Personal information
- Born: March 23, 1943 (age 83) Niigata Prefecture, Japan
- Height: 1.58 m (5 ft 2 in)
- Weight: 50 kg (110 lb)

Sport
- Sport: Artistic gymnastics

Medal record
Representing Japan
Olympic Games
| Bronze medal – third place | 1964 Tokyo | Team |
World Championships
| Bronze medal – third place | 1962 Prague | Team |
| Bronze medal – third place | 1966 Dortmund | Team |
| Bronze medal – third place | 1966 Dortmund | Uneven Bars |

= Taniko Nakamura-Mitsukuri =

Japanese artistic gymnast

Taniko Nakamura-Mitsukuri (中村-三栗 多仁子, born March 23, 1943) is a retired Japanese gymnast.

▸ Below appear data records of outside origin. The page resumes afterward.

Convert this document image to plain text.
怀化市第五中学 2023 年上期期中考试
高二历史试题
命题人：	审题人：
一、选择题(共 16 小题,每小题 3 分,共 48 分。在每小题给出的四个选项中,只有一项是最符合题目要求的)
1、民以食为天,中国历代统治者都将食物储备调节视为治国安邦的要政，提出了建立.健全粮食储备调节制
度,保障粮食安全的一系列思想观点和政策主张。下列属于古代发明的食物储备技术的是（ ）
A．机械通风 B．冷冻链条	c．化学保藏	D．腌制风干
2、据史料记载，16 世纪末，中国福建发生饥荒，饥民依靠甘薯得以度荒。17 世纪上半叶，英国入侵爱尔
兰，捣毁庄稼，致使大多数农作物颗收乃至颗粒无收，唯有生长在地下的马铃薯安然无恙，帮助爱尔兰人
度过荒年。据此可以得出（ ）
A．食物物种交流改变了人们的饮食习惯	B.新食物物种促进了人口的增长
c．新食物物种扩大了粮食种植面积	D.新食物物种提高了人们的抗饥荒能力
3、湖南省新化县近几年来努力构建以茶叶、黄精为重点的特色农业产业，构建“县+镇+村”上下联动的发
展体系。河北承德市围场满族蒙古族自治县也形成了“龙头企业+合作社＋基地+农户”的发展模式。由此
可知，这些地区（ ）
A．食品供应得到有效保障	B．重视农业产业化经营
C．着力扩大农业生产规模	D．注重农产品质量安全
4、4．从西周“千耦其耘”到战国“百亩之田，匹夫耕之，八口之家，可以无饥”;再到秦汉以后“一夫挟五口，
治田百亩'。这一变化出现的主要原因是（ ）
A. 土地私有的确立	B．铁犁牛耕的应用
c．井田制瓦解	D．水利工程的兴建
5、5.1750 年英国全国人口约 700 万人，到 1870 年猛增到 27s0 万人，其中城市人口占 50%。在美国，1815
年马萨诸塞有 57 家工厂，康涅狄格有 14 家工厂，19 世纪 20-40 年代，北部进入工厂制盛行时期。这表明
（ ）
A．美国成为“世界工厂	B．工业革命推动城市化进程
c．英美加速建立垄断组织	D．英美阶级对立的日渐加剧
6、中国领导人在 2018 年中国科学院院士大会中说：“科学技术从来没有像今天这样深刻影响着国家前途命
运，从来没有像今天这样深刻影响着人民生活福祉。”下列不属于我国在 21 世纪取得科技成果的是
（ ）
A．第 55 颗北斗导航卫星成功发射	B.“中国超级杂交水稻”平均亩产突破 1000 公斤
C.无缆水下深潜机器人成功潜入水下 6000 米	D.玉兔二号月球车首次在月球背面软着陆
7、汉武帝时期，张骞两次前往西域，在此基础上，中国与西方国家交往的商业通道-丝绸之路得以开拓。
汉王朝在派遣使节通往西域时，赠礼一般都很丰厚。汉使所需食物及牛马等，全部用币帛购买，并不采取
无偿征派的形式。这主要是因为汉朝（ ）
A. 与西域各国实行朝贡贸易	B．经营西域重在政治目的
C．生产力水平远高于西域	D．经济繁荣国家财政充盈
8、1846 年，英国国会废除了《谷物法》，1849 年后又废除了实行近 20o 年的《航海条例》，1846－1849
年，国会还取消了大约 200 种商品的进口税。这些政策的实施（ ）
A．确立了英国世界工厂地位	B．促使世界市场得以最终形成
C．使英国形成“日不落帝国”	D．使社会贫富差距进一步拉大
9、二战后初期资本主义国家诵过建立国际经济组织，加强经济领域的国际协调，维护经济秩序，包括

She competed in all artistic gymnastics events at the 1964 and 1968 Olympics and won a team bronze medal in 1964 + bronze at the asymmetric bar during the 1966 World Artistic Gymnastics Championships. Her best individual achievement was seventh place on uneven bars in 1968. Born Taniko Nakamura she changed her last name after marrying Takashi Mitsukuri, a fellow Olympic gymnast.